C’è qualcuno disposto a scommettere che questo modello trapiantato in Italia garantirebbe una maggiore partecipazione popolare e un maggiore equilibrio tra i poteri? In realtà accadrebbe l’opposto con un ulteriore ridimensionamento dei soggetti della mediazione politico-istituzionale (partiti e Parlamento) e il predominio del vertice del potere esecutivo. Un esito del genere sarebbe reso ancora più probabile dalla tendenza storica di una parte consistente del popolo italiano a ricercare l’“uomo della provvidenza”, che nel migliore dei casi finisce per soddisfare gli interessi propri o della oligarchia che lo sostiene, nel peggiore diventa un autocrate. Se invece si verificasse una coabitazione tra Presidenti (della Repubblica e del Consiglio) di opposto orientamento politico, all’instabilità politica si sovrapporrebbe quella istituzionale con un effetto di paralisi politica e di guerriglia permanente all’interno del potere esecutivo. Infine l’elezione popolare di un Presidente titolare di poteri di governo comporterebbe la rinuncia a un’istituzione di garanzia e di controllo come quella attuale che ha operato per impedire al bipolarismo coattivo e muscolare di stampo italiano di produrre effetti distruttivi.
Non resta quindi che tornare alla Costituzione salvaguardando la forma di governo parlamentare che si conferma come la più adatta ad affrontare situazioni di crisi grazie alla sua flessibilità.
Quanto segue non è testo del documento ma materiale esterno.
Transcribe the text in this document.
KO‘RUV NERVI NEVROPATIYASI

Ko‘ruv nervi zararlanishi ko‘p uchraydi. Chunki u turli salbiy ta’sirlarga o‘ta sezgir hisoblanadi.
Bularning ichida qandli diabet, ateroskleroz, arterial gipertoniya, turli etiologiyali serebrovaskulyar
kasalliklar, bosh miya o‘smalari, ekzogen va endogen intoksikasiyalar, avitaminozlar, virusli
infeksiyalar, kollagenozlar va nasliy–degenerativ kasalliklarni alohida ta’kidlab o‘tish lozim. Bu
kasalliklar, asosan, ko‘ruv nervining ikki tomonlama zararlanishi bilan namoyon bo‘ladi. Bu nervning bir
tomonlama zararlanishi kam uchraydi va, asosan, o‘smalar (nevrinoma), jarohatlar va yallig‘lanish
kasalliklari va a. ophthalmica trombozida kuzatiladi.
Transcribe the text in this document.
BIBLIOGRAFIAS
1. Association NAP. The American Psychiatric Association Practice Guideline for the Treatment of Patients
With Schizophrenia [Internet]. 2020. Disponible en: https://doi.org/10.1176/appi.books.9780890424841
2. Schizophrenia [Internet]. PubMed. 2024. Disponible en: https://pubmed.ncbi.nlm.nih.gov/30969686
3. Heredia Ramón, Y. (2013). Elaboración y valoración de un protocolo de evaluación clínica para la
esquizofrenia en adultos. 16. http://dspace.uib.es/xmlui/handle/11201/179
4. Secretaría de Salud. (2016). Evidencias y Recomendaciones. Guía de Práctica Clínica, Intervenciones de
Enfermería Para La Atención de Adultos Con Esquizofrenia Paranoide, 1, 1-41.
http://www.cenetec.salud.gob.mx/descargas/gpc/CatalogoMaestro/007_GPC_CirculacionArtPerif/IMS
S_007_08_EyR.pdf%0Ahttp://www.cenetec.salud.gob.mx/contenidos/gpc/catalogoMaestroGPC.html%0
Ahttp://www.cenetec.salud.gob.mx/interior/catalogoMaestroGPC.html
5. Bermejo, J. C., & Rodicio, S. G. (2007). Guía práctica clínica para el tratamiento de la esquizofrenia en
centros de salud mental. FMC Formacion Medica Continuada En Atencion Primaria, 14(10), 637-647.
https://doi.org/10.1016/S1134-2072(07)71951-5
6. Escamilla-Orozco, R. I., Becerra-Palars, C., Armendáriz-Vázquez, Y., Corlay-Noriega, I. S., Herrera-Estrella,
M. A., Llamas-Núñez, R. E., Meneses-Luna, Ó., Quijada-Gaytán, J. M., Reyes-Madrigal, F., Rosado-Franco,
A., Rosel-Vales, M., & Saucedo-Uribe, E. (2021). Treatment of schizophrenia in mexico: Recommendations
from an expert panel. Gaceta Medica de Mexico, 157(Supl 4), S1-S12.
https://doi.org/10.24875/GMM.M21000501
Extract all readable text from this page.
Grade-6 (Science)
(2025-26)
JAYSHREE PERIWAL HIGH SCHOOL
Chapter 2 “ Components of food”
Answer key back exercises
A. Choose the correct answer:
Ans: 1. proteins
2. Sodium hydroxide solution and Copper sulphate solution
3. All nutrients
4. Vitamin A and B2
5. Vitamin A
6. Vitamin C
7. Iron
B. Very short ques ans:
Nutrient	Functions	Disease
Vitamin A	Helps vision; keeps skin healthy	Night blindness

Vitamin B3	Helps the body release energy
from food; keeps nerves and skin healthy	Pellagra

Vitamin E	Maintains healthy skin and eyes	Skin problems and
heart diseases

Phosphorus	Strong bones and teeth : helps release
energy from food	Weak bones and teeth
Certo, sarebbe opportuno introdurre istituti di razionalizzazione, volti a garantire non solo una migliore stabilità del Governo, ma anche un rafforzamento del ruolo del Parlamento, da vari anni ormai ridotto a strapuntino dell’esecutivo di cui si limita a ratificare le decisioni spesso senza neanche avere il tempo per discuterle, com’è avvenuto per le ultime leggi di bilancio e si verificherà anche per la prossima.